DCL5
Plant gene encoding a Dicer-like protein
From Wikipedia, the free encyclopedia
DICER-LIKE 5 (DCL5) is a plant Dicer-like endoribonuclease that functions in the biogenesis of 24-nucleotide reproductive phased small interfering RNAs (phasiRNAs). The gene is specific to monocots and plays a central role during early anther development, where these small RNAs accumulate at high levels.[1]
| Endoribonuclease Dicer-like 5 (DCL5) | |
|---|---|
| Identifiers | |
| Organism | |
| Symbol | DCL5 |
| Alt. symbols | Zm00001eb045380 |
| Other data | |
| EC number | EC:3.1.26.3 |
DCL5 originated through duplication and functional specialization of DCL3, giving rise to a distinct small RNA pathway associated with plant reproduction.[2]
Evolution
Phylogenetic analyses indicate that DCL5 arose early in monocot evolution, likely before the diversification of grasses, and is absent from most eudicots.[3] Comparative genomics further places the origin of DCL5 at or before early-diverging monocots such as Acorus americanus, suggesting an ancient duplication event followed by lineage-specific retention.[4]
This duplication led to functional divergence between DCL3 and DCL5, with DCL3 primarily associated with heterochromatic siRNA pathways and DCL5 specialized for reproductive phasiRNA production in monocots.[5]
The diversification of DCL5 parallels the expansion and diversification of reproductive phasiRNA loci in monocots, indicating co-evolution of this enzyme with its small RNA substrates.[3]
Function
DCL5 processes precursor transcripts into 24-nucleotide reproductive phasiRNAs that accumulate during premeiotic and meiotic stages of anther development.[6] DCL5 specifically mediates the biogenesis of reproductive phasiRNAs, a subclass of phased small interfering RNAs enriched in premeiotic and meiotic anthers.[6]
These small RNAs are derived from PHAS precursor transcripts that are converted into double-stranded RNA and then processed into phased small interfering RNAs by DCL5.[1] In some nongrass monocots, many 24-nt reproductive phasiRNA precursors are predicted to form foldback or intramolecular duplex structures, indicating that DCL5-associated 24-nt reproductive phasiRNA biogenesis can proceed through more than one precursor structure or biogenesis pathway.[7] In the canonical pathway, meiotic 24-nt reproductive phasiRNAs are triggered by the microRNA miR2275, which directs phased processing of precursor transcripts.[8]
Genetic and molecular studies in rice initially identified this monocot-specific Dicer protein (DCL3b, later renamed DCL5) responsible for 24-nt phasiRNA production, distinct from DCL4, which generates 21-nt phasiRNAs.[8]
Unlike DCL3, which processes RNA polymerase IV-derived transcripts, DCL5 acts primarily on transcripts generated by RNA polymerase II, reflecting mechanistic divergence between these pathways.[5]
Role in plant reproduction
DCL5 is essential for normal male reproductive development in grasses.
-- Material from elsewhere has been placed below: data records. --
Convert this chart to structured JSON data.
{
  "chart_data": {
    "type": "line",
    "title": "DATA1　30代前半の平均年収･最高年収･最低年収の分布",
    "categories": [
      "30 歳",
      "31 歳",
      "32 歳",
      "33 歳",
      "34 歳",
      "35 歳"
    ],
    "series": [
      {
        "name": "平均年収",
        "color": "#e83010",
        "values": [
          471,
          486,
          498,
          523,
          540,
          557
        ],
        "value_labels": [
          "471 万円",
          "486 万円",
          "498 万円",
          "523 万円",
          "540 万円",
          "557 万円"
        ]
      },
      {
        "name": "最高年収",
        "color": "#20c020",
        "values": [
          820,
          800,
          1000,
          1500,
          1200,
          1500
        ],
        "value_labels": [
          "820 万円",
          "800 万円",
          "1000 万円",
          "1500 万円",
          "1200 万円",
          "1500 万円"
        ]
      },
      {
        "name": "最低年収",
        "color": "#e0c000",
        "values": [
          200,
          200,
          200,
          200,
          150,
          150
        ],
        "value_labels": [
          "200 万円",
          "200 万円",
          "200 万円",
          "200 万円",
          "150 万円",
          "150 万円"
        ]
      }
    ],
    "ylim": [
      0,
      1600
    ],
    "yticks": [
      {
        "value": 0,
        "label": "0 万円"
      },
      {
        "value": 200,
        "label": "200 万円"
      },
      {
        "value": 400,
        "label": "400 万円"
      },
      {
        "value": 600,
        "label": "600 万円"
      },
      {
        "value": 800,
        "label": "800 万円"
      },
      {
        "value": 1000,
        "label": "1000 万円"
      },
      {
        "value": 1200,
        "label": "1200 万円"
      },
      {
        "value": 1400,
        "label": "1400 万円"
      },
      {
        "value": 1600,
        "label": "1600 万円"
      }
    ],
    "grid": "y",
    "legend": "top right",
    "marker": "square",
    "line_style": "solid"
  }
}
Loss-of-function mutations in DCL5 lead to depletion of 24-nt reproductive phasiRNAs and defects in pollen development.[1] In maize and wheat, dcl5 mutants exhibit temperature-sensitive male sterility, indicating that the DCL5 pathway contributes to fertility under specific environmental conditions.[1][9]
Recent work suggests that some 24-nt reproductive phasiRNA biogenesis can occur independently of microRNA-directed cleavage and instead may involve conserved sequence motifs that guide DCL5-associated processing.[9]
These findings support a model in which DCL5-dependent phasiRNAs contribute to transcriptional regulation and developmental robustness during male gametophyte formation.